Today it is possible to provide a more accurate reproduction of anatomical axes and angles of the affected limb with use of a navigation system or robot [4]. The advantage of these new systems seems to be useful, especially in complicated conditions [7, 16, 18, 21]. Radiographic assessment of the knee alignment after TKA has been presented in many studies [11]. Patel [12] compared axial alignment on short and long radiographs and concluded that short radiographs are adequate only for routine assessment in a busy out-patient clinic. Limb rotation and knee flexion have a significant effect on the measured anatomical axis [8]. Prakash et al. [14] described new computer software for measurement of limb alignment on scanned radiographs.

Lotke [9] and Townley [19] studied the influence of prosthesis positioning in total knee replacement and found a positive correlation between a good clinical result and a well-positioned prosthesis. Jeffery [5] concluded that accurate coronal alignment after total knee replacement is an important factor in the prevention of loosening. By correlation of laboratory and clinical observations, Bargren [1] found that the incorrect inserted tibial component fails under lower loads than the properly aligned component. Waugh [20] found a significant failure rate in cases with extreme varus or valgus alignments. The failure risk was lowest for knee replacements with an alignment between 2° of varus and 12° of valgus.

There are several radiographic studies on post-operative alignment of total knee replacements. Elloy [3] studied the accuracy of a system using intramedullary alignment: The mean error was 0.67° of valgus deviation from the mechanical axis; the maximum error was 6.68° valgus and 4.62° varus. Ritter [15] assessed the anatomic alignment: Kaplan-Meier survival curves showed significantly worse results in the varus group. Petersen and Engh [13] evaluated short and long radiographs: The mean tibiofemoral angle measured on the short films was 5.8° (range 4° varus to 13° valgus) and on the long films 7.2° (range 3° varus to 16° valgus).

Computer-assisted TKA has been mentioned only rarely [2]. We found only one study comparing radiographic assessment of alignment of the same components implanted with the use of a navigation system and in a standard manner [6]. The authors implanted 40 TKAs with use of the OrthoPilot navigation system and 40 using a classical technique. Better results were seen for the coronal and sagittal orientation of both tibial and femoral components in the navigated group. Mielke compared the results of different types of implants [10].

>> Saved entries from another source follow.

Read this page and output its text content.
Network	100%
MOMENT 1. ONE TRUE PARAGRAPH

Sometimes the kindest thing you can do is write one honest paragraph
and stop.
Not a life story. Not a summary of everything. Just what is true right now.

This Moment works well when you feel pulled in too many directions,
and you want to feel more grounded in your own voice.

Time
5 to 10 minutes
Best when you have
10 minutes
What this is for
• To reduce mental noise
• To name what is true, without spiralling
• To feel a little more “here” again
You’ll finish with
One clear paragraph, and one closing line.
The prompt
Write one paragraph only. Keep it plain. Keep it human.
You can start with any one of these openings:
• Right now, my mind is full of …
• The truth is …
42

In contrast to Jenny and Boeri [6], we found a statistically significant difference between the groups in the post-operative value of the anatomic PPTA only. The more precise tibial component positioning in the sagittal plane (slope) was achieved with the use of the navigation system. A difference of less than 2° of the anatomic LTFA from the ideal value of 174° was achieved in nearly 90% of cases in group 2, whereas the navigation system was used in "only" 70% of cases in group 1.

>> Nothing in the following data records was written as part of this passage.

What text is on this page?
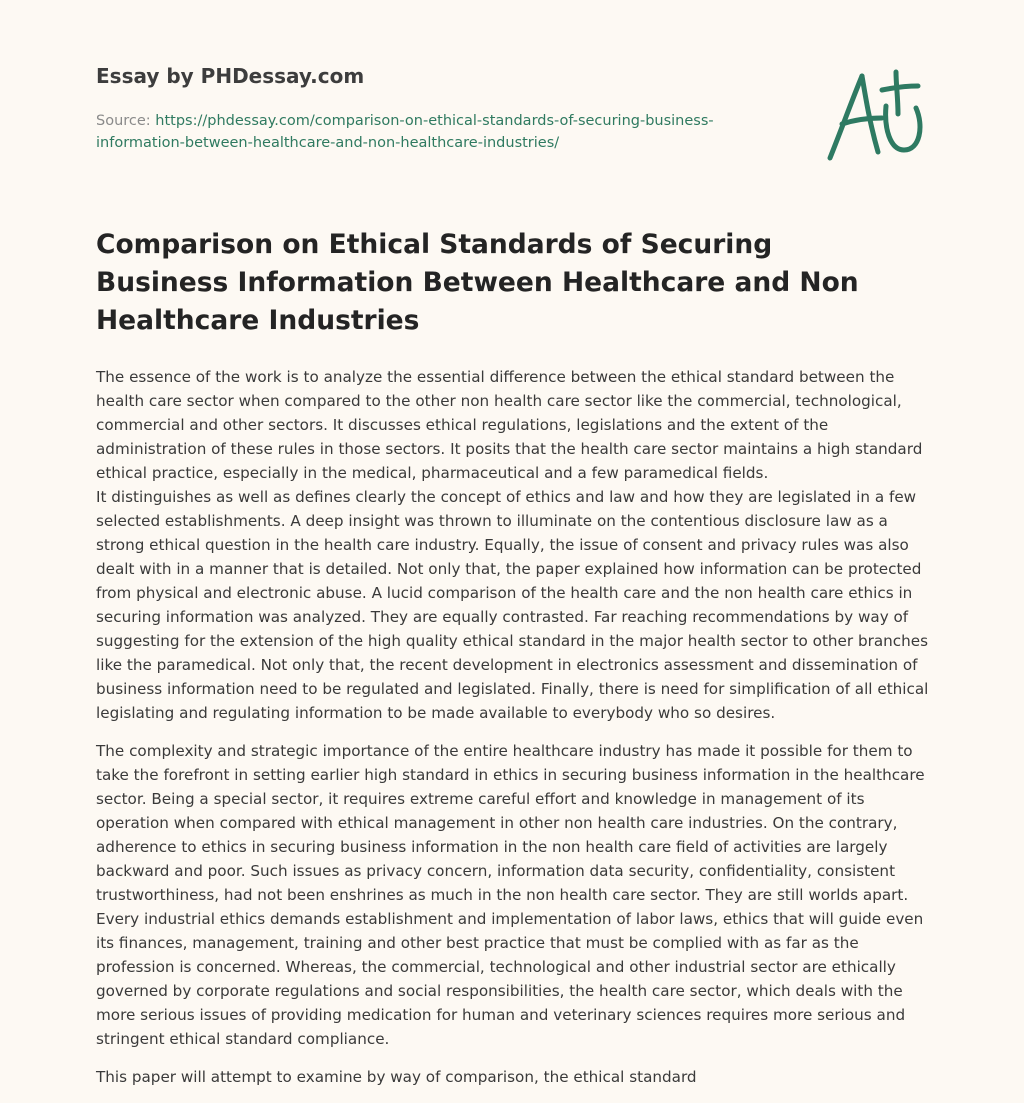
Essay by PHDessay.com
Source: https://phdessay.com/comparison-on-ethical-standards-of-securing-business-information-between-healthcare-and-non-healthcare-industries/
Comparison on Ethical Standards of Securing Business Information Between Healthcare and Non Healthcare Industries

The essence of the work is to analyze the essential difference between the ethical standard between the health care sector when compared to the other non health care sector like the commercial, technological, commercial and other sectors. It discusses ethical regulations, legislations and the extent of the administration of these rules in those sectors. It posits that the health care sector maintains a high standard ethical practice, especially in the medical, pharmaceutical and a few paramedical fields.

It distinguishes as well as defines clearly the concept of ethics and law and how they are legislated in a few selected establishments. A deep insight was thrown to illuminate on the contentious disclosure law as a strong ethical question in the health care industry. Equally, the issue of consent and privacy rules was also dealt with in a manner that is detailed. Not only that, the paper explained how information can be protected from physical and electronic abuse. A lucid comparison of the health care and the non health care ethics in securing information was analyzed. They are equally contrasted. Far reaching recommendations by way of suggesting for the extension of the high quality ethical standard in the major health sector to other branches like the paramedical. Not only that, the recent development in electronics assessment and dissemination of business information need to be regulated and legislated. Finally, there is need for simplification of all ethical legislating and regulating information to be made available to everybody who so desires.

The complexity and strategic importance of the entire healthcare industry has made it possible for them to take the forefront in setting earlier high standard in ethics in securing business information in the healthcare sector. Being a special sector, it requires extreme careful effort and knowledge in management of its operation when compared with ethical management in other non health care industries. On the contrary, adherence to ethics in securing business information in the non health care field of activities are largely backward and poor. Such issues as privacy concern, information data security, confidentiality, consistent trustworthiness, had not been enshrines as much in the non health care sector. They are still worlds apart. Every industrial ethics demands establishment and implementation of labor laws, ethics that will guide even its finances, management, training and other best practice that must be complied with as far as the profession is concerned. Whereas, the commercial, technological and other industrial sector are ethically governed by corporate regulations and social responsibilities, the health care sector, which deals with the more serious issues of providing medication for human and veterinary sciences requires more serious and stringent ethical standard compliance.

This paper will attempt to examine by way of comparison, the ethical standard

Kinematic navigation affords a possibility to place both femoral and tibial components very precisely without risk of any greater axis deviation from the ideal value. This is especially important for the inexperienced orthopaedic surgeon. The OrthoPilot navigation system is safe. There were no complications related to its use in our study, and post-operative pain and knee function was not affected by the use of this computer-based alignment system.

Stulberg [17] performed 35 TKAs with use of a manual femoral and tibial intramedullary alignment system. In contrast to our study, there were substantial discrepancies between the alignment determinations obtained with use of the conventional radiographic measurements and those obtained with use of the intraoperative computer-assisted measurements. The average discrepancy between the radiographic and OrthoPilot pre-operative measurements of the tibiofemoral angle was 3.5° in Stulberg´s study and 0.6° in our study. The average discrepancy between the radiographic and OrthoPilot post-operative measurements was 2.1° in Stulberg´s study and 0.4° in our study.